Suppose $R$ is a ring and $u,v \in R$ are so, such that $uvu=u$ and $v$ is unique. How do I show that $u$ is invertible? R is assumed to have multiplicative identity. So far I have been able to prove that $u,v \neq 0$. I have also proven that $u$ cannot be a non-invertible element with a one-sided inverse. Can I get a few more hints?
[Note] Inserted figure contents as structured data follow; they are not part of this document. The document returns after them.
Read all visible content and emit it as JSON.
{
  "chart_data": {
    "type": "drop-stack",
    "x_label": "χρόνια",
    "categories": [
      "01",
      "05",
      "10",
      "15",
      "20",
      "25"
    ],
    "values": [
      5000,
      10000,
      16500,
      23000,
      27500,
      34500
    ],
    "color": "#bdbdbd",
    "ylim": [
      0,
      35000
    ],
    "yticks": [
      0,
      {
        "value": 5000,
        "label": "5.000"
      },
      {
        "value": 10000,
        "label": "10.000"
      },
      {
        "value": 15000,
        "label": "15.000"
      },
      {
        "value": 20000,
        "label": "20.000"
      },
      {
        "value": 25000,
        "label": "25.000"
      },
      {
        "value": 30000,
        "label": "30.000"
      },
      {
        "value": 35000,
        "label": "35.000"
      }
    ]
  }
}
• $R$ is just a ring? – Rafael Holanda Sep 5 '16 at 9:07
• It has multiplicative identity. – tony Sep 5 '16 at 9:09
• Since $uvu=u$, you can write $u(1-vu)=0$ and $(uv-1)u=0$. How you have showed that $u\neq 0$, if the ring was an integral domain would be proved. – Rafael Holanda Sep 5 '16 at 9:17
• there is nothing here about the ring being an integral domain. – tony Sep 5 '16 at 9:18
• are you asking me how i proved u not equal to 0? – tony Sep 5 '16 at 9:19

Given that $uvu=u$ for some unique $v$, note that $u^2vu=u^2$. Consider the quantity : $u(v+uv-1)u$. Note that $u(v+uv-1)u = uvu + u^2vu - u^2 = u + u^2 - u^2 = u$. But then, $v$ was the unique element with this property, hence $v=v+uv-1$ hence $uv=1$.
• And then, of course, you could symmetrically show $vu=1$, if the OP was not already convinced that $u$ wasn't single-sided-invertible. – rschwieb Sep 5 '16 at 18:25
In fact, there is another generalization form of this lemma. For an element $$u$$ in the ring $$R$$, the sufficient and necessary condition for its invertibility is either (1) $$uvu=u$$, $$vu^2v=1$$ or (2) $$uvu=u$$ and such $$v$$ is unique.
The necessity is easy to verify and part 2 of the sufficiency has been given. Therefore, I would like to provide the proof of part 1. Since the condition (1) implies that the semigroup $$(R,\cdot)$$ contains an identity element and $$vu^2v=(vu)(uv)=1$$, we have $$uv=(vu)^{-1}$$. Note that $$u = uvu = u(vu)^{-1} = u^2v$$. Then we have $$vu=vu^2v=1$$, which implies that $$u$$ is invertible and furthermore, $$v = u^{-1}$$.
• Why is $uvu = u(vu)^{-1}$? – epimorphic Apr 17 at 3:22